The Union of Exporters of Uruguay (UEU) questioned the tariff increase that was announced Montecon regarding the values of their services in the Port of Montevideowhich will take effect from January 1st. The organization led by Facundo Marquez reports that operating costs will be five times higher than in other ports in the region.
Once again, the port fees are a subject of criticism from the country’s export sectors that, for months, have been complaining about the increase in the price of export activity from the high prices paid in Uruguay, compared to other ports South America.
In this sense, the increase announced by Montecon of 7% in the basic terminal costwhich will take effect as of January 1, caused a new stir in the sector, which indicates a 16% increase in costs in the last 17 months —considering previous increases in the same matter.
One of the organizations that expressed their rejection and “disagreement” with the tariff adjustment announced by the company that operates in the Port of Montevideo It was the UEU. “With this new increase, the terminal cost to export will be 5 times more expensive than in competitive regional port terminals, such as that of Rio Grande in Brazil or that of Saint Anthony in Chili”, the organization expressed in a statement.
Likewise, he pointed out that “this new increase is added to the one set by TCP (Cuenca del Plata Terminal) in August of this year, which is why we insist on the need to have an independent monitoring and control mechanism for the terminal costs that ensures the competitiveness in the medium or long term.”
In this regard, the UEU recalled that it presented a proposal for the formation of a Port Services Regulatory Unit and the direct intervention of the Administration National Ports (ANP) —while TCP is a mixed company—, which is being studied by the Executive power already waiting to be sent to Parliament.
“The UEU once again calls for reflection on the negative impact that these tariff increases have on the competitiveness of exports and, consequently, on the sustainable development and the employment of the country,” the statement closed.
It is worth remembering that competitiveness—and the loss of it—has been a sensitive issue for the Uruguayan export sectors that, likewise, demand monetary measures in the face of the depreciation of the dollar which closed its second consecutive year of losses.
The tariff controversy
The tariff and competitiveness issue at the port is not new, and had its most recent chapter in August when TCP reported a 17% increase in its tariffs —after a negotiation that lowered the percentage from the 24.1% they had wanted. collect from July 1—; and the UEU denounced a monopolistic attitude of the company, as well as the continuous detriment of the Port of Montevideo in terms of price in relation to other ports in the region.

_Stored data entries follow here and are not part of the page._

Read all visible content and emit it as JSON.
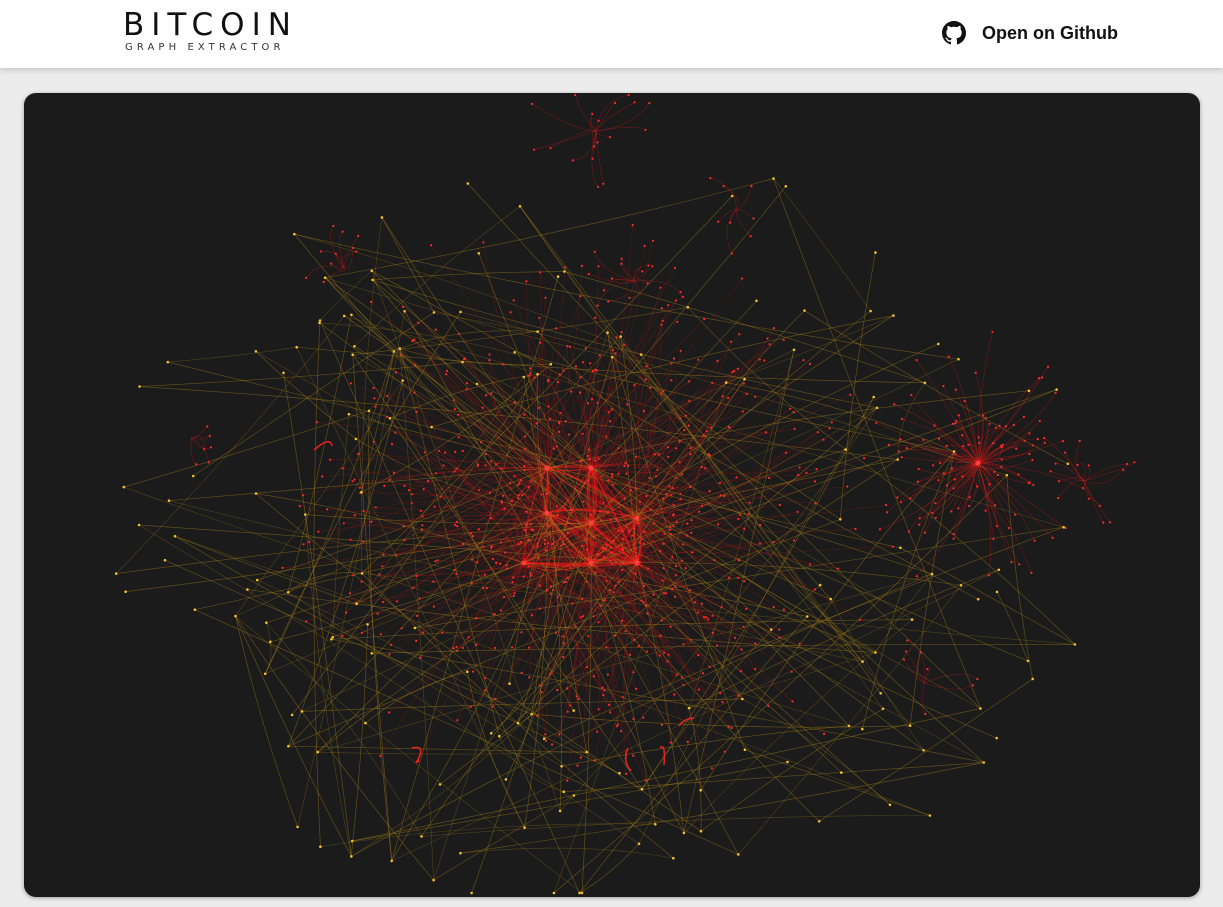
{
  "header": {
    "title": "BITCOIN",
    "subtitle": "GRAPH EXTRACTOR",
    "github_label": "Open on Github",
    "github_icon": "github-icon"
  },
  "graph": {
    "description_free": true,
    "colors": {
      "background": "#1b1b1b",
      "hub_edge": "#ff1a1a",
      "hub_node": "#ff2a2a",
      "peripheral_edge": "#b38a1a",
      "peripheral_node": "#f2c12e"
    }
  }
}
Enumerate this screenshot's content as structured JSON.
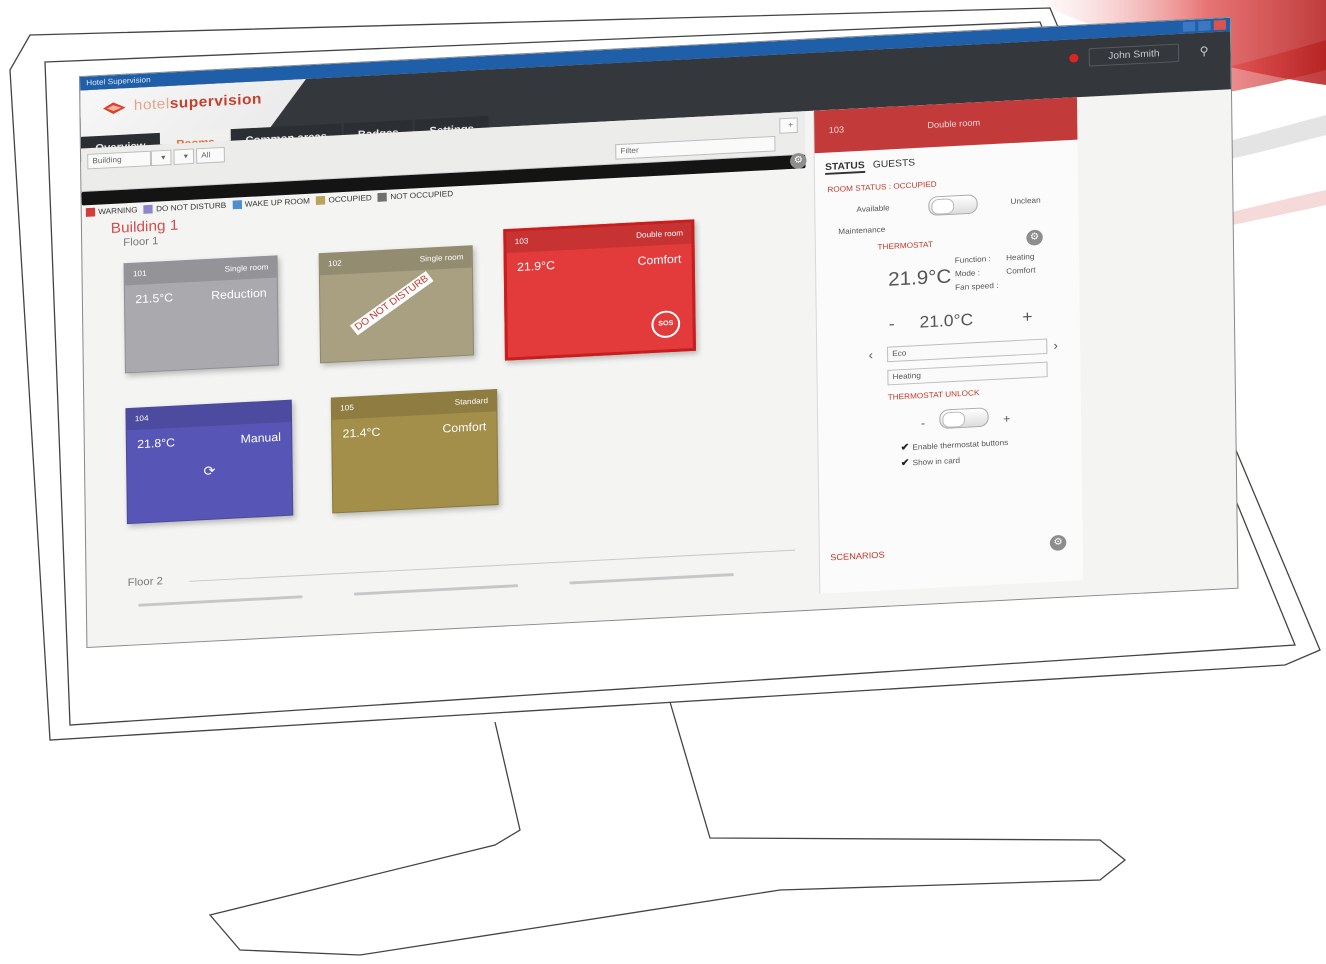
{
  "window": {
    "title": "Hotel Supervision"
  },
  "brand": {
    "part1": "hotel",
    "part2": "supervision"
  },
  "header": {
    "user_name": "John Smith"
  },
  "tabs": [
    {
      "label": "Overview"
    },
    {
      "label": "Rooms"
    },
    {
      "label": "Common areas"
    },
    {
      "label": "Badges"
    },
    {
      "label": "Settings"
    }
  ],
  "toolbar": {
    "building_select": "Building",
    "filter_select": "All",
    "search_placeholder": "Filter"
  },
  "legend": [
    {
      "label": "WARNING",
      "color": "#d23c3c"
    },
    {
      "label": "DO NOT DISTURB",
      "color": "#8e86c7"
    },
    {
      "label": "WAKE UP ROOM",
      "color": "#4b8fd1"
    },
    {
      "label": "OCCUPIED",
      "color": "#b9a45c"
    },
    {
      "label": "NOT OCCUPIED",
      "color": "#6f6f6f"
    }
  ],
  "building": {
    "name": "Building 1",
    "floor1": "Floor 1",
    "floor2": "Floor 2"
  },
  "rooms": [
    {
      "number": "101",
      "type": "Single room",
      "temp": "21.5°C",
      "mode": "Reduction",
      "color": "#a9a9ae"
    },
    {
      "number": "102",
      "type": "Single room",
      "status": "DO NOT DISTURB",
      "color": "#a8a081"
    },
    {
      "number": "103",
      "type": "Double room",
      "temp": "21.9°C",
      "mode": "Comfort",
      "color": "#e33b3b",
      "sos": "SOS"
    },
    {
      "number": "104",
      "type": "",
      "temp": "21.8°C",
      "mode": "Manual",
      "color": "#5756b6"
    },
    {
      "number": "105",
      "type": "Standard",
      "temp": "21.4°C",
      "mode": "Comfort",
      "color": "#a38e4a"
    }
  ],
  "panel": {
    "room": "103",
    "room_type": "Double room",
    "tab_status": "STATUS",
    "tab_guests": "GUESTS",
    "room_status": "ROOM STATUS : OCCUPIED",
    "toggle_left": "Available",
    "toggle_right": "Unclean",
    "maintenance": "Maintenance",
    "thermostat_label": "THERMOSTAT",
    "current_temp": "21.9°C",
    "function_label": "Function :",
    "function_value": "Heating",
    "mode_label": "Mode :",
    "mode_value": "Comfort",
    "fan_label": "Fan speed :",
    "setpoint": "21.0°C",
    "minus": "-",
    "plus": "+",
    "select_mode": "Eco",
    "select_function": "Heating",
    "thermostat_unlock": "THERMOSTAT UNLOCK",
    "unlock_left": "-",
    "unlock_right": "+",
    "check1": "Enable thermostat buttons",
    "check2": "Show in card",
    "scenarios": "SCENARIOS"
  }
}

The Exporters Union has been one of the most critical voices, pointing out on several occasions that the port fees in the country “they are three and a half or four times more expensive than competitive ports such as those in Chile or Río Grande in Brazil,” as expressed by the president of the entity, Facundo Márquez. With the new increase, these rates would be five times above the values in competitive ports.
Both the Chilean port of San Antonio and the Brazilian port of Río Grande and the Argentine port of Buenos Aires are located in better positions than Montevideo in the Container Port Performance Index (CPPI) prepared by the World Bank: while Uruguay It was in 304th place out of 248 ports surveyed, San Antonio was 253rd—after rising 67 places—; Buenos Aires was placed in position 174—falling 50 places; and Río Grande was the best in the region, in 50th place, after rising 41 places.